I'm finally back on an unlimited internet connection, so I've started running the ArchiveTeam Warrior once again.

The Warrior is a software application for archiving websites in a crowdsourced manner, especially when there's a time crunch when a website announces that it's closing or planning to delete things. Currently the default project is to archive public Telegram channels.

Historically the Warrior was distributed as a VirtualBox appliance, which was a bit annoying to run headlessly and was unnecessarily resource intensive because it required full virtualization. But they now have a containerized version that is pretty trivial to set up.
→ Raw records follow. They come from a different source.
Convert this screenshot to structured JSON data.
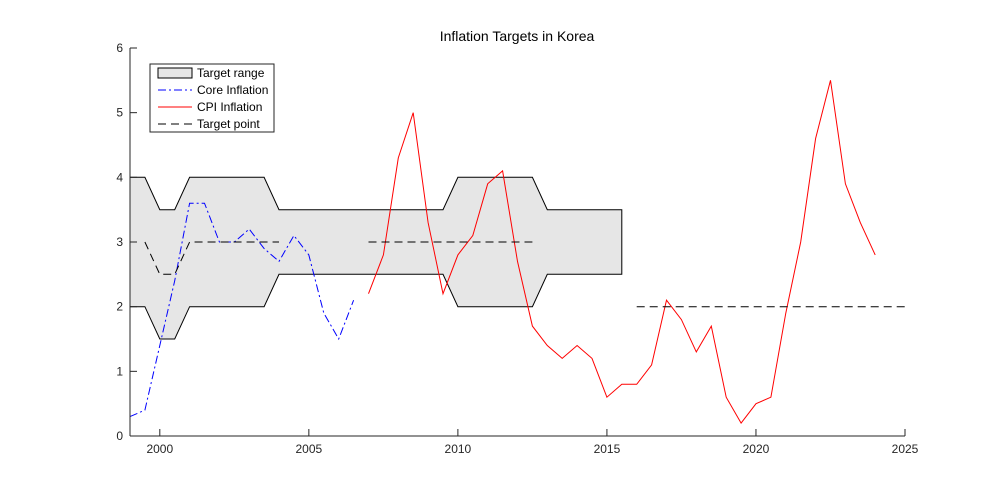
{
  "chart_data": {
    "type": "line",
    "title": "Inflation Targets in Korea",
    "xlabel": "",
    "ylabel": "",
    "xlim": [
      1999,
      2025
    ],
    "ylim": [
      0,
      6
    ],
    "xticks": [
      2000,
      2005,
      2010,
      2015,
      2020,
      2025
    ],
    "yticks": [
      0,
      1,
      2,
      3,
      4,
      5,
      6
    ],
    "grid": false,
    "legend_position": "top-left",
    "target_range": {
      "name": "Target range",
      "color": "#e6e6e6",
      "edge_color": "#000000",
      "upper": [
        [
          1999,
          4
        ],
        [
          1999.5,
          4
        ],
        [
          2000,
          3.5
        ],
        [
          2000.5,
          3.5
        ],
        [
          2001,
          4
        ],
        [
          2003.5,
          4
        ],
        [
          2004,
          3.5
        ],
        [
          2009.5,
          3.5
        ],
        [
          2010,
          4
        ],
        [
          2012.5,
          4
        ],
        [
          2013,
          3.5
        ],
        [
          2015.5,
          3.5
        ]
      ],
      "lower": [
        [
          1999,
          2
        ],
        [
          1999.5,
          2
        ],
        [
          2000,
          1.5
        ],
        [
          2000.5,
          1.5
        ],
        [
          2001,
          2
        ],
        [
          2003.5,
          2
        ],
        [
          2004,
          2.5
        ],
        [
          2009.5,
          2.5
        ],
        [
          2010,
          2
        ],
        [
          2012.5,
          2
        ],
        [
          2013,
          2.5
        ],
        [
          2015.5,
          2.5
        ]
      ]
    },
    "series": [
      {
        "name": "Core Inflation",
        "color": "#0000ff",
        "style": "dash-dot",
        "x": [
          1999,
          1999.5,
          2000,
          2000.5,
          2001,
          2001.5,
          2002,
          2002.5,
          2003,
          2003.5,
          2004,
          2004.5,
          2005,
          2005.5,
          2006,
          2006.5
        ],
        "y": [
          0.3,
          0.4,
          1.4,
          2.4,
          3.6,
          3.6,
          3.0,
          3.0,
          3.2,
          2.9,
          2.7,
          3.1,
          2.8,
          1.9,
          1.5,
          2.1
        ]
      },
      {
        "name": "CPI Inflation",
        "color": "#ff0000",
        "style": "solid",
        "x": [
          2007,
          2007.5,
          2008,
          2008.5,
          2009,
          2009.5,
          2010,
          2010.5,
          2011,
          2011.5,
          2012,
          2012.5,
          2013,
          2013.5,
          2014,
          2014.5,
          2015,
          2015.5,
          2016,
          2016.5,
          2017,
          2017.5,
          2018,
          2018.5,
          2019,
          2019.5,
          2020,
          2020.5,
          2021,
          2021.5,
          2022,
          2022.5,
          2023,
          2023.5,
          2024
        ],
        "y": [
          2.2,
          2.8,
          4.3,
          5.0,
          3.3,
          2.2,
          2.8,
          3.1,
          3.9,
          4.1,
          2.7,
          1.7,
          1.4,
          1.2,
          1.4,
          1.2,
          0.6,
          0.8,
          0.8,
          1.1,
          2.1,
          1.8,
          1.3,
          1.7,
          0.6,
          0.2,
          0.5,
          0.6,
          1.9,
          3.0,
          4.6,
          5.5,
          3.9,
          3.3,
          2.8
        ]
      },
      {
        "name": "Target point",
        "color": "#000000",
        "style": "dashed",
        "segments": [
          [
            [
              1999.5,
              3
            ],
            [
              2000,
              2.5
            ],
            [
              2000.5,
              2.5
            ],
            [
              2001,
              3
            ],
            [
              2003.5,
              3
            ],
            [
              2004,
              3
            ]
          ],
          [
            [
              2007,
              3
            ],
            [
              2012.5,
              3
            ]
          ],
          [
            [
              2016,
              2
            ],
            [
              2025,
              2
            ]
          ]
        ]
      }
    ],
    "legend": [
      "Target range",
      "Core Inflation",
      "CPI Inflation",
      "Target point"
    ]
  }
}
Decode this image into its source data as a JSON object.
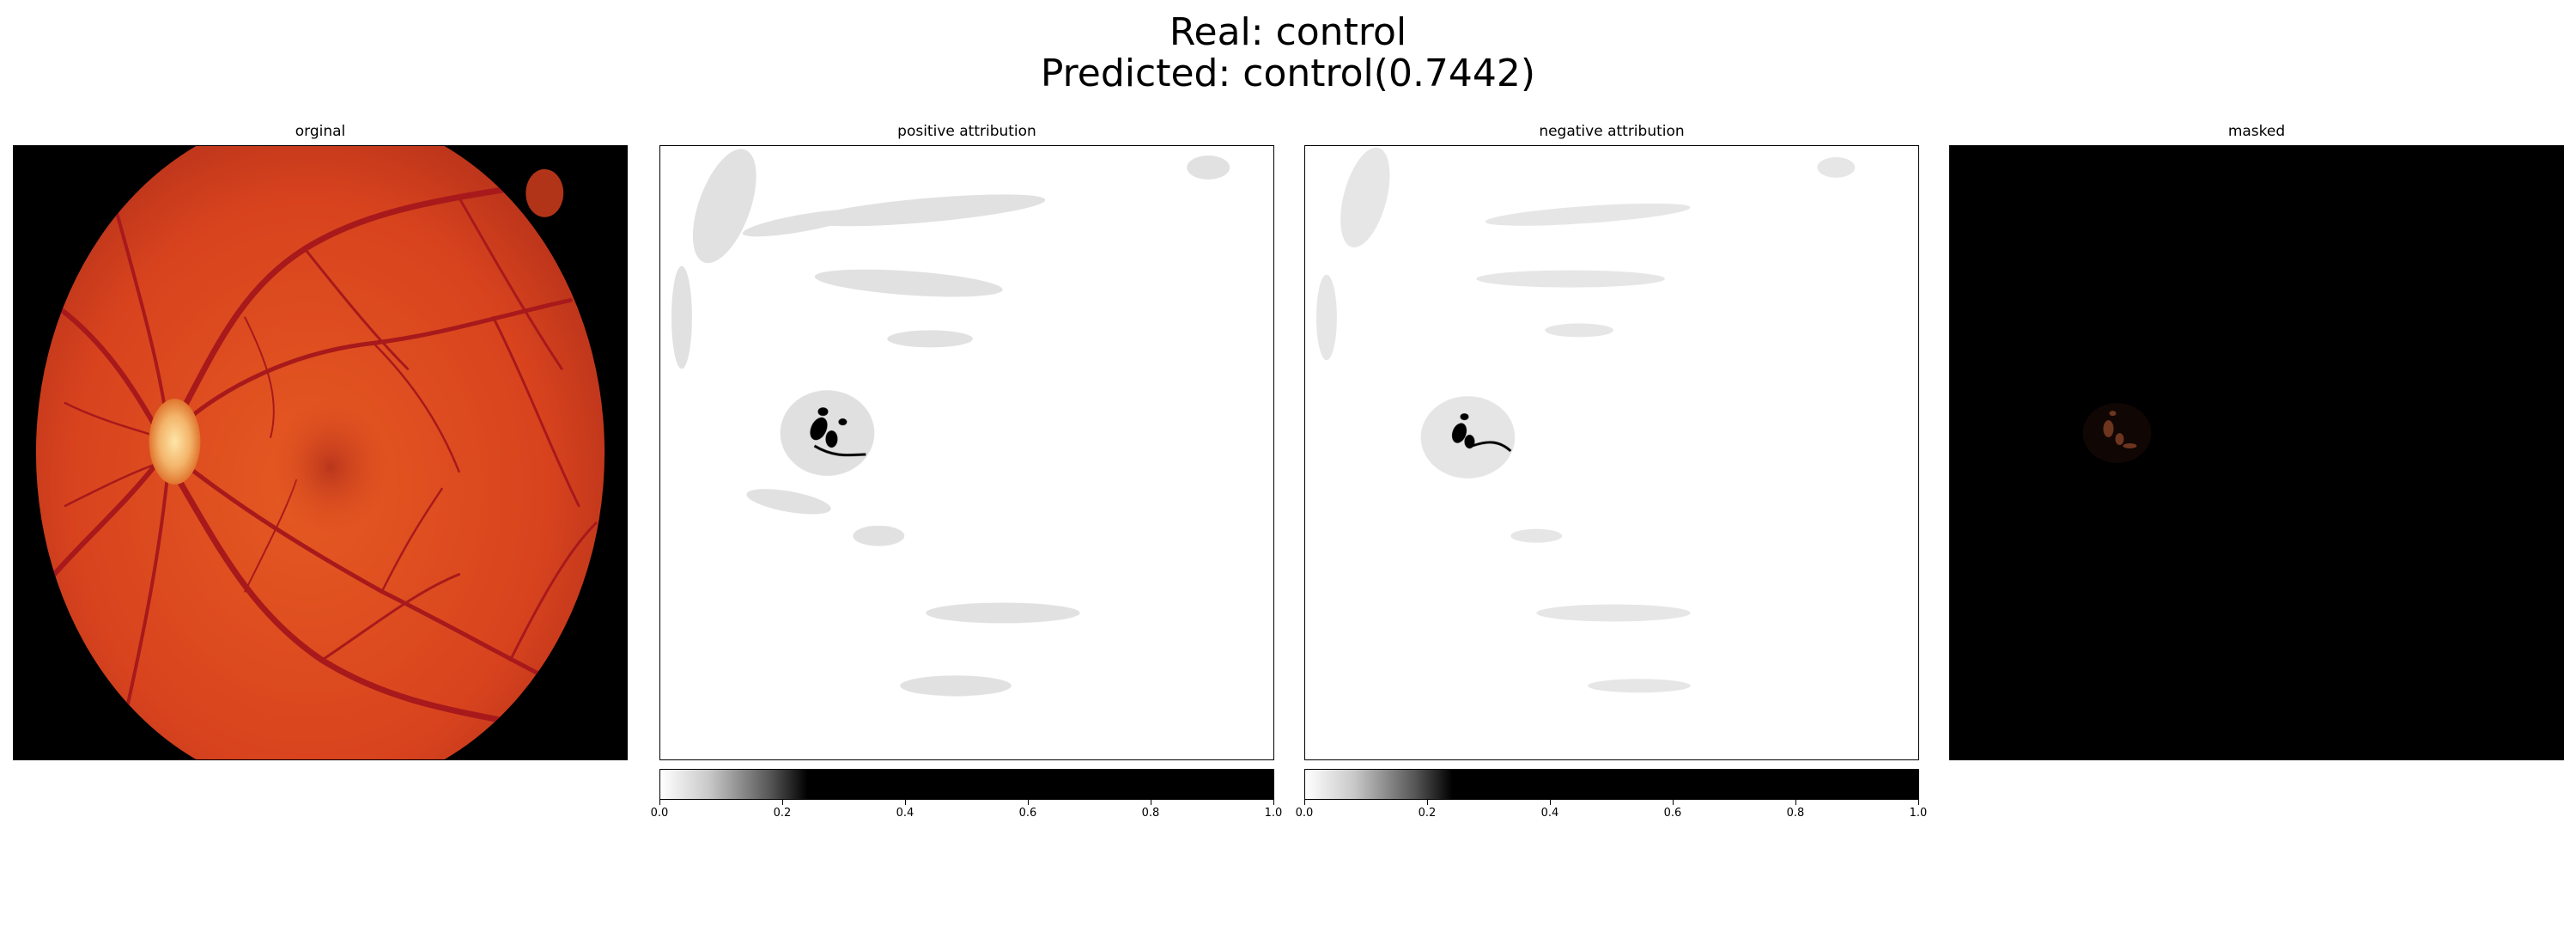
{
  "figure": {
    "title_line1": "Real: control",
    "title_line2": "Predicted: control(0.7442)"
  },
  "panels": [
    {
      "title": "orginal"
    },
    {
      "title": "positive attribution"
    },
    {
      "title": "negative attribution"
    },
    {
      "title": "masked"
    }
  ],
  "colorbar": {
    "ticks": [
      "0.0",
      "0.2",
      "0.4",
      "0.6",
      "0.8",
      "1.0"
    ],
    "cmap": "white-to-black"
  },
  "colors": {
    "fundus": "#d8431e",
    "optic_disc": "#f8c070",
    "vessel": "#a8191c",
    "background": "#000000"
  }
}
Relatedly, I've recently been playing with Podman's "Quadlet" functionality, which I really, really like. Instead of needing to create a systemd service to wrap running a container, you can specify what you want to run in a basically systemd-native way:

[Unit]
Description=warrior

[Container]
Image=atdr.meo.ws/archiveteam/warrior-dockerfile

PublishPort=8001:8001

Environment=DOWNLOADER=<your name>
Environment=SELECTED_PROJECT=auto
Environment=CONCURRENT_ITEMS=4

AutoUpdate=registry

[Service]
Restart=on-failure
RestartSec=30
# Extend Timeout to allow time to pull the image
TimeoutStartSec=180

[Install]
# Start by default on boot
WantedBy=multi-user.target default.target

I substituted in my username and dropped this into ~/.config/containers/systemd/warrior.container, ran systemctl --user daemon-reload and systemctl --user start warrior and it immediately started archiving! Visiting localhost:8001 should bring up the web interface.

You can then run systemctl --user cat warrior to see what the generated .service file looks like.

The AutoUpdate=registry line tells podman-auto-update to automatically fetch image updates and restart the running container. You'll likely need to enable/start the timer for this, with systemctl --user enable podman-auto-update.timer.

The one thing I haven't figured out yet is gracefully shutting down, which is important to avoid losing unfinished data. I suspect the Restart=always is harmful here, since I do want to explicitly shutdown in some cases.

P.S. I also have a infrequently updated Free bandwidth wiki page that contains other suggestions for how to use your internet connection for good.

Update (2024-07-14): I changed the restart options to Restart=on-failure and RestartSec=30, which fixes the issue with restarting immediately after a graceful shutdown and correctly restarting if it starts up before networking is ready.